Over the weekend the Los Angeles Unified School District (LAUSD), the second-largest school district in the nation, was hit by a ransomware attack that has caused a “significant disruption.”
Classes resumed on Tuesday following the Labor Day holiday, but a number of essential services – such as faculty email, Google Drive access and computer applications such as the Schoology management system – remain unavailable.
LAUSD said in a press release that the technical issues have not been causing issues with transportation, food service or after-school programs, and maintained that systems critical to the district’s daily business operations – such as employee health care and payroll – were not affected. Still, the full impact of the attack remains unknown, and investigations are ongoing. Officials are trying to determine whether any data has been stolen from LAUSD’s systems.

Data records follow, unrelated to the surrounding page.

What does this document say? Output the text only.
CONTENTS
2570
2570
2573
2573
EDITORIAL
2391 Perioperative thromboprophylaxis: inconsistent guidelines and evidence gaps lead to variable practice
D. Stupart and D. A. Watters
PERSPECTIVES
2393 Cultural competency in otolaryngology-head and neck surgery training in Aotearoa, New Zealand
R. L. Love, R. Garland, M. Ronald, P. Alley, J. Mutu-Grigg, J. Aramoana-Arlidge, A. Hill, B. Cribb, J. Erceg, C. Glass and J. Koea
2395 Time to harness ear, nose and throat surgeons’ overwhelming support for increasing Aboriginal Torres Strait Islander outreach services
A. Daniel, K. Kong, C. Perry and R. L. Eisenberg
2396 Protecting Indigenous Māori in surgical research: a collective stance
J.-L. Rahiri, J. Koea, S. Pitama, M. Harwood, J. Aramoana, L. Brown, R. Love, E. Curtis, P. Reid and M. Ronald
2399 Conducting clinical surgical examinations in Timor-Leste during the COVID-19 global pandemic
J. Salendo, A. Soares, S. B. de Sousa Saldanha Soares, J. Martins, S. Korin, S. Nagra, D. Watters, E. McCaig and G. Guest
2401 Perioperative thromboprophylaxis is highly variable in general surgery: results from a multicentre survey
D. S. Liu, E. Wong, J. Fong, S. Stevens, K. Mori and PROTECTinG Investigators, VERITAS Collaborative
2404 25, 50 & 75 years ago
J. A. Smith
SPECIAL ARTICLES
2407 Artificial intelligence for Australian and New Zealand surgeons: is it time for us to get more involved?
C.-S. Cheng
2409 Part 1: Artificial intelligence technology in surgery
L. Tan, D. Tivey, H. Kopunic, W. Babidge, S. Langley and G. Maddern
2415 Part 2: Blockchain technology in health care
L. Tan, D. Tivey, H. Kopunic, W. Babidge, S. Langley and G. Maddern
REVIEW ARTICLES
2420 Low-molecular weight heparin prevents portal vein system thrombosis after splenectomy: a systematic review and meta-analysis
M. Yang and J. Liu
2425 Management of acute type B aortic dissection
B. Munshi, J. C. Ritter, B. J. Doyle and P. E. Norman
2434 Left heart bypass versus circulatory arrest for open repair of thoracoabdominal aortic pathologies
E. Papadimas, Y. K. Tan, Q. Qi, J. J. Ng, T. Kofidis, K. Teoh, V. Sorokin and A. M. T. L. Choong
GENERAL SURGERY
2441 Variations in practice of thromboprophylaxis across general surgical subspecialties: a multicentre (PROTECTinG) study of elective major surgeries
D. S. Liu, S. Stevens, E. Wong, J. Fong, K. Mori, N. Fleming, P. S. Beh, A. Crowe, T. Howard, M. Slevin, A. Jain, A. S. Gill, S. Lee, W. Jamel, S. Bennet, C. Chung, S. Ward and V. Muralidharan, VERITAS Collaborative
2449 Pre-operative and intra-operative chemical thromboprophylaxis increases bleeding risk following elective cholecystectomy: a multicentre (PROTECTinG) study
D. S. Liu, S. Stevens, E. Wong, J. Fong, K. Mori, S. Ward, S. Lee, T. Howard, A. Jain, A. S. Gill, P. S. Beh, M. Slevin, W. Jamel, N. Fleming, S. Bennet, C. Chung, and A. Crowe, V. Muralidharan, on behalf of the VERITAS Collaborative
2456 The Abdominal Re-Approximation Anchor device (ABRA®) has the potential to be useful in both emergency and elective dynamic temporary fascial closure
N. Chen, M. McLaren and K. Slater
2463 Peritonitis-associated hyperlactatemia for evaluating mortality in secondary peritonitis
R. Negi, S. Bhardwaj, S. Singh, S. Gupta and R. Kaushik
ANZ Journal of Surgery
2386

Schools and the healthcare industry are low-hanging fruit for attackers because cybersecurity awareness and protection has not been a high priority, often times, security awareness training for school employees is sitting through an hour-long video or clicking through slides and attesting that you completed the training. That’s not training.”
Steve Tcherchian
CISO, XYPRO Technologies
Ransomware attacks work by encrypting files on a user’s computer system and then demanding a ransom payment in exchange for the decryption key. These attacks often take a multi-pronged approach, by accessing and then selling stolen data even after the ransom is paid.